– Si « se préoccuper assez de la question sociale » c’est ne se préoccuper que de la question sociale, alors les O.C. acceptent ce reproche. Mais dans ce cas, que cette réponse nous donne droit à poser sans tarder d’autres questions ; que ceux qui nous font ce reproche se demandent s’ils se préoccupent assez de la question écologique, de la question démocratique, de la question anthropologique. Et quand ils répondront en liant toutes ces questions, nous serons ravis de constater que nous pouvions éviter de nous faire de tels mauvais reproches.
– D’autant que la question sociale est au cœur de nos propositions ; ainsi nous ne nous contentons pas de demander une revenu inconditionnel, nous l’associons sans hésiter à une revenu maximum.

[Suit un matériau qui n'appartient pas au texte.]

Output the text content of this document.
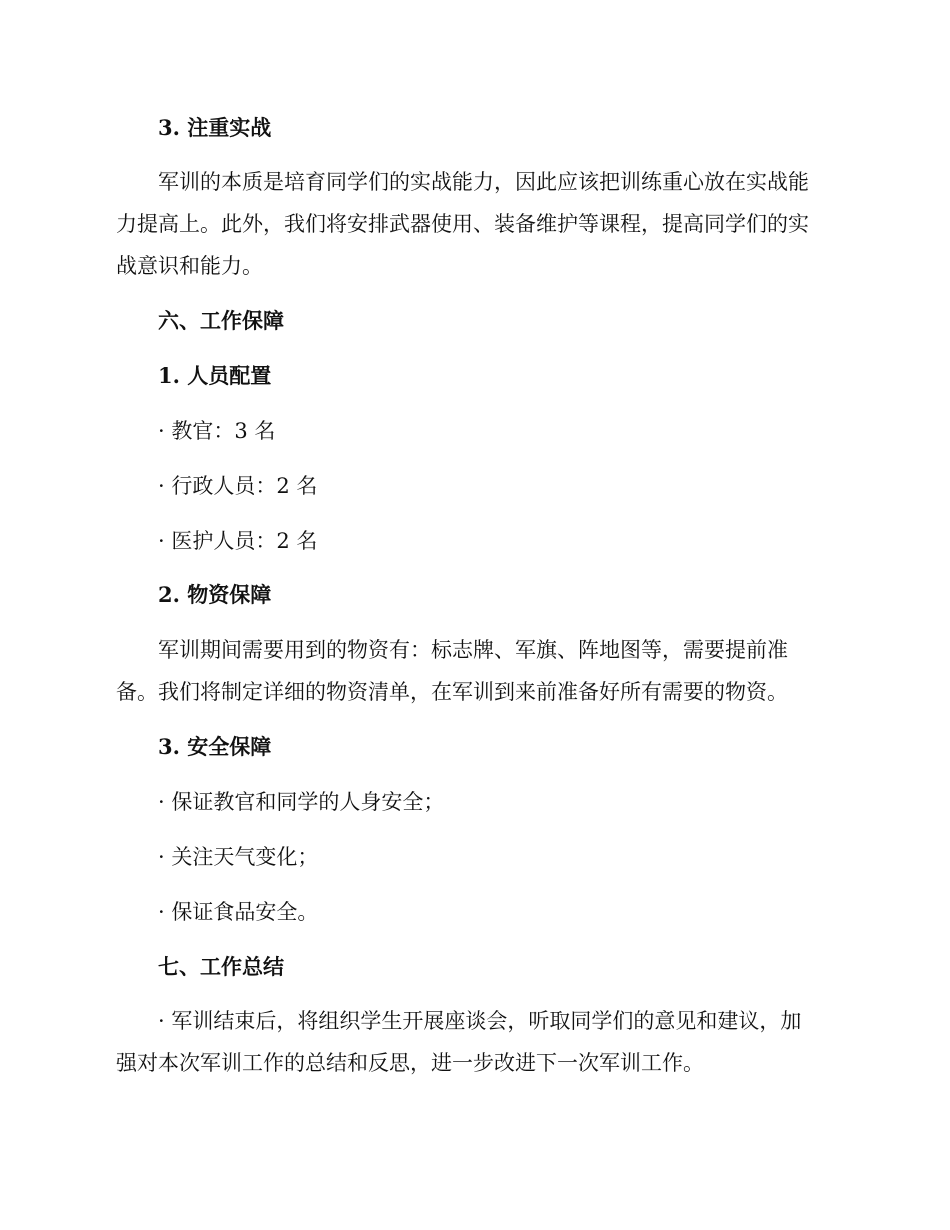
3. 注重实战
军训的本质是培育同学们的实战能力，因此应该把训练重心放在实战能
力提高上。此外，我们将安排武器使用、装备维护等课程，提高同学们的实
战意识和能力。
六、工作保障
1. 人员配置
· 教官：3 名
· 行政人员：2 名
· 医护人员：2 名
2. 物资保障
军训期间需要用到的物资有：标志牌、军旗、阵地图等，需要提前准
备。我们将制定详细的物资清单，在军训到来前准备好所有需要的物资。
3. 安全保障
· 保证教官和同学的人身安全；
· 关注天气变化；
· 保证食品安全。
七、工作总结
· 军训结束后，将组织学生开展座谈会，听取同学们的意见和建议，加
强对本次军训工作的总结和反思，进一步改进下一次军训工作。
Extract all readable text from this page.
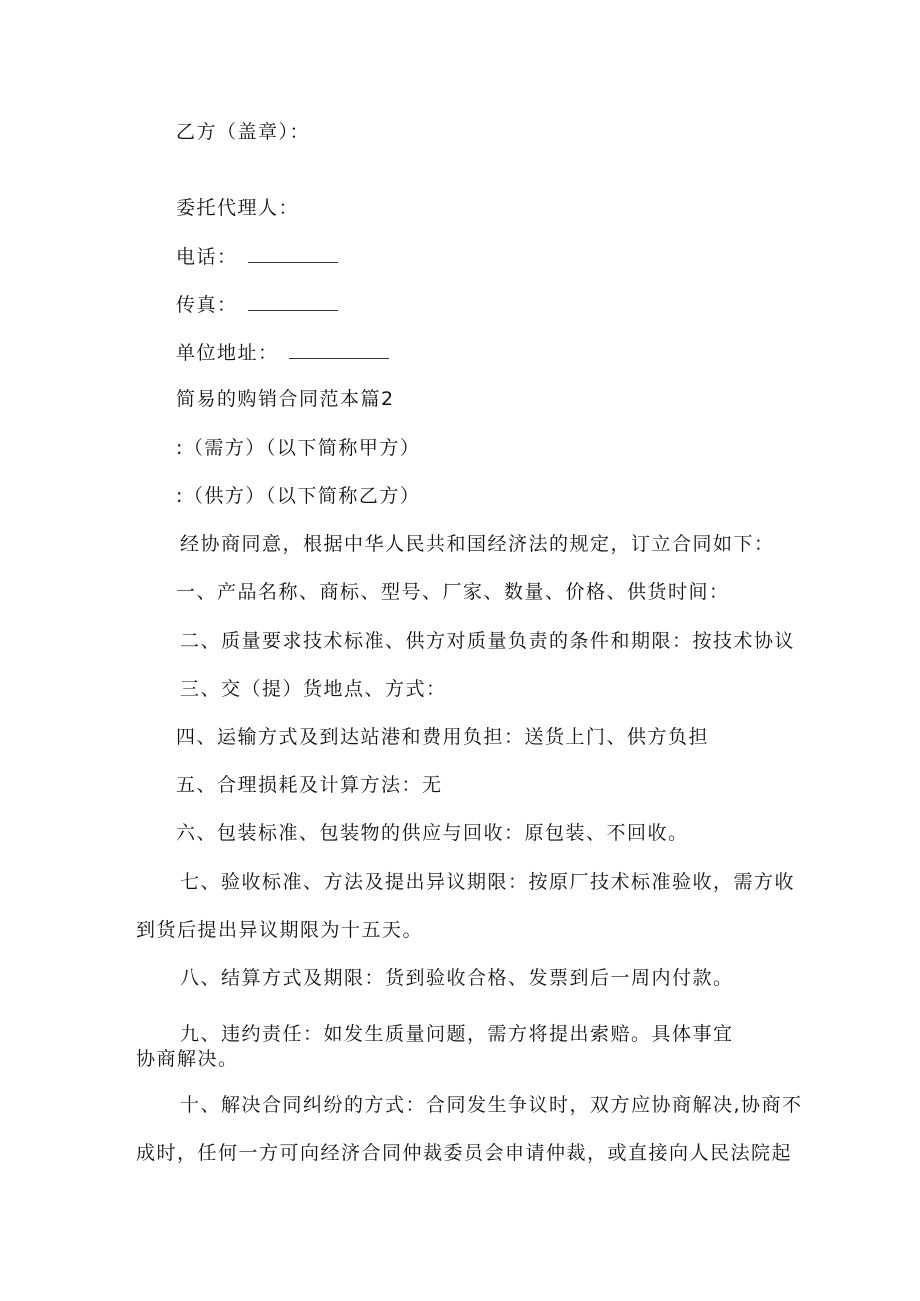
乙方（盖章）：
委托代理人：
电话：
传真：
单位地址：
简易的购销合同范本篇2
:（需方）（以下简称甲方）
:（供方）（以下简称乙方）
经协商同意，根据中华人民共和国经济法的规定，订立合同如下：
一、产品名称、商标、型号、厂家、数量、价格、供货时间：
二、质量要求技术标准、供方对质量负责的条件和期限：按技术协议
三、交（提）货地点、方式：
四、运输方式及到达站港和费用负担：送货上门、供方负担
五、合理损耗及计算方法：无
六、包装标准、包装物的供应与回收：原包装、不回收。
七、验收标准、方法及提出异议期限：按原厂技术标准验收，需方收
到货后提出异议期限为十五天。
八、结算方式及期限：货到验收合格、发票到后一周内付款。
九、违约责任：如发生质量问题，需方将提出索赔。具体事宜
协商解决。
十、解决合同纠纷的方式：合同发生争议时，双方应协商解决,协商不
成时，任何一方可向经济合同仲裁委员会申请仲裁，或直接向人民法院起
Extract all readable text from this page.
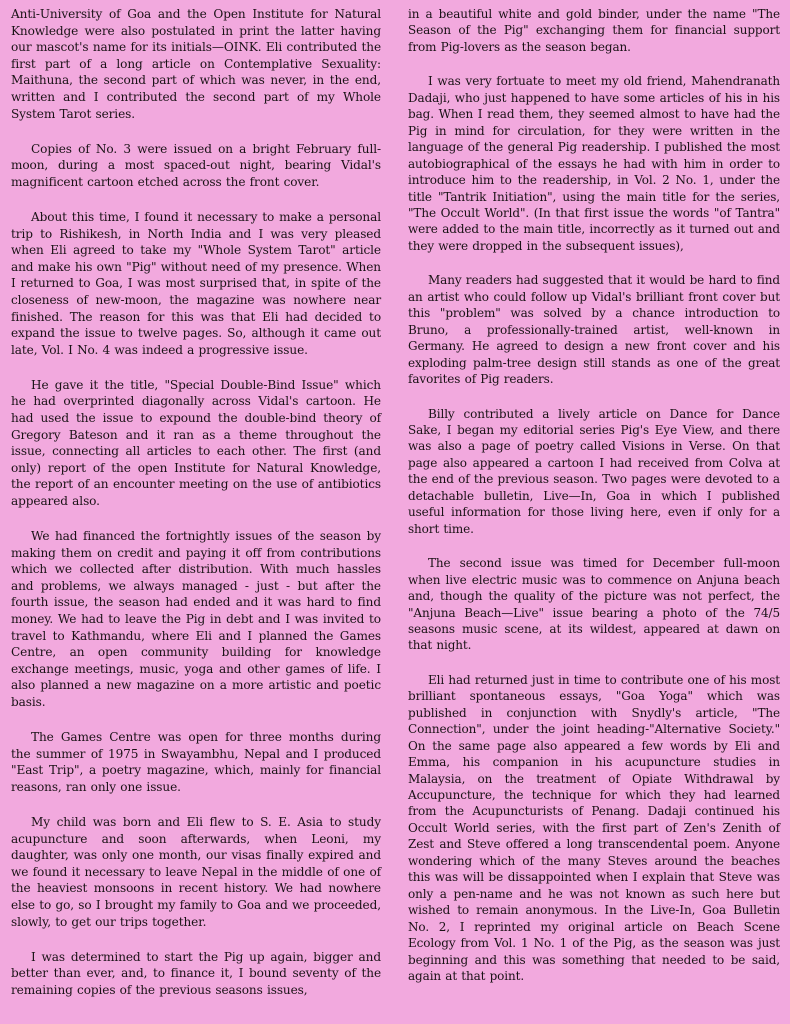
Anti-University of Goa and the Open Institute for Natural Knowledge were also postulated in print the latter having our mascot's name for its initials—OINK. Eli contributed the first part of a long article on Contemplative Sexuality: Maithuna, the second part of which was never, in the end, written and I contributed the second part of my Whole System Tarot series.

Copies of No. 3 were issued on a bright February full-moon, during a most spaced-out night, bearing Vidal's magnificent cartoon etched across the front cover.

About this time, I found it necessary to make a personal trip to Rishikesh, in North India and I was very pleased when Eli agreed to take my "Whole System Tarot" article and make his own "Pig" without need of my presence. When I returned to Goa, I was most surprised that, in spite of the closeness of new-moon, the magazine was nowhere near finished. The reason for this was that Eli had decided to expand the issue to twelve pages. So, although it came out late, Vol. I No. 4 was indeed a progressive issue.

He gave it the title, "Special Double-Bind Issue" which he had overprinted diagonally across Vidal's cartoon. He had used the issue to expound the double-bind theory of Gregory Bateson and it ran as a theme throughout the issue, connecting all articles to each other. The first (and only) report of the open Institute for Natural Knowledge, the report of an encounter meeting on the use of antibiotics appeared also.

We had financed the fortnightly issues of the season by making them on credit and paying it off from contributions which we collected after distribution. With much hassles and problems, we always managed - just - but after the fourth issue, the season had ended and it was hard to find money. We had to leave the Pig in debt and I was invited to travel to Kathmandu, where Eli and I planned the Games Centre, an open community building for knowledge exchange meetings, music, yoga and other games of life. I also planned a new magazine on a more artistic and poetic basis.

The Games Centre was open for three months during the summer of 1975 in Swayambhu, Nepal and I produced "East Trip", a poetry magazine, which, mainly for financial reasons, ran only one issue.

My child was born and Eli flew to S. E. Asia to study acupuncture and soon afterwards, when Leoni, my daughter, was only one month, our visas finally expired and we found it necessary to leave Nepal in the middle of one of the heaviest monsoons in recent history. We had nowhere else to go, so I brought my family to Goa and we proceeded, slowly, to get our trips together.

I was determined to start the Pig up again, bigger and better than ever, and, to finance it, I bound seventy of the remaining copies of the previous seasons issues,

in a beautiful white and gold binder, under the name "The Season of the Pig" exchanging them for financial support from Pig-lovers as the season began.

I was very fortuate to meet my old friend, Mahendranath Dadaji, who just happened to have some articles of his in his bag. When I read them, they seemed almost to have had the Pig in mind for circulation, for they were written in the language of the general Pig readership. I published the most autobiographical of the essays he had with him in order to introduce him to the readership, in Vol. 2 No. 1, under the title "Tantrik Initiation", using the main title for the series, "The Occult World". (In that first issue the words "of Tantra" were added to the main title, incorrectly as it turned out and they were dropped in the subsequent issues),

Many readers had suggested that it would be hard to find an artist who could follow up Vidal's brilliant front cover but this "problem" was solved by a chance introduction to Bruno, a professionally-trained artist, well-known in Germany. He agreed to design a new front cover and his exploding palm-tree design still stands as one of the great favorites of Pig readers.

Billy contributed a lively article on Dance for Dance Sake, I began my editorial series Pig's Eye View, and there was also a page of poetry called Visions in Verse. On that page also appeared a cartoon I had received from Colva at the end of the previous season. Two pages were devoted to a detachable bulletin, Live—In, Goa in which I published useful information for those living here, even if only for a short time.

The second issue was timed for December full-moon when live electric music was to commence on Anjuna beach and, though the quality of the picture was not perfect, the "Anjuna Beach—Live" issue bearing a photo of the 74/5 seasons music scene, at its wildest, appeared at dawn on that night.

Eli had returned just in time to contribute one of his most brilliant spontaneous essays, "Goa Yoga" which was published in conjunction with Snydly's article, "The Connection", under the joint heading-"Alternative Society." On the same page also appeared a few words by Eli and Emma, his companion in his acupuncture studies in Malaysia, on the treatment of Opiate Withdrawal by Accupuncture, the technique for which they had learned from the Acupuncturists of Penang. Dadaji continued his Occult World series, with the first part of Zen's Zenith of Zest and Steve offered a long transcendental poem. Anyone wondering which of the many Steves around the beaches this was will be dissappointed when I explain that Steve was only a pen-name and he was not known as such here but wished to remain anonymous. In the Live-In, Goa Bulletin No. 2, I reprinted my original article on Beach Scene Ecology from Vol. 1 No. 1 of the Pig, as the season was just beginning and this was something that needed to be said, again at that point.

– D’autant que l’effet de masse critique résulte de la conjugaison des forces des initiatives concrètes et des contre-pouvoirs dans les luttes sociales.
– Une alternative concrète coupée de sa dimension « mouvement social » a tous les risques de s’enfermer dans la « communauté terrible », le « quant-à-soi, le système d’enfermement local. C’est pourquoi les « alternatives concrètes » doivent « faire réseau » (et entamer sans délai une critique de cet outil-réseau pour en faire un usage « convivial » (I. Illich).
– Encore un exemple, celui de la gratuité : on peut caricaturer et sous-entendre qu’une telle proposition prouve juste la crasse ignorance des O.C. quant aux dimensions sociales et économiques d’une telle revendication. Mais les O.C. n’ignorent pas que la gratuité (en aval, pour l’usager) a un coût « en amont ». Et que cette « gratuité » résulte bien d’une « collecte » quand elle consiste en une gratuité monétaire (ce qui ne veut pas dire que nous confondons toutes les fonctions de la monnaie : pour évaluer, pour échanger, pour capitaliser). Mais cette gratuité peut d’abord être un droit d’usage gratuit, c’est à dire une mise à disposition gratuite de biens premiers à condition que leur usage soit une condition de l’émancipation (par exemple, un droit souverain à disposer d’une terre pour la cultiver, à condition d’en faire un « bon usage »).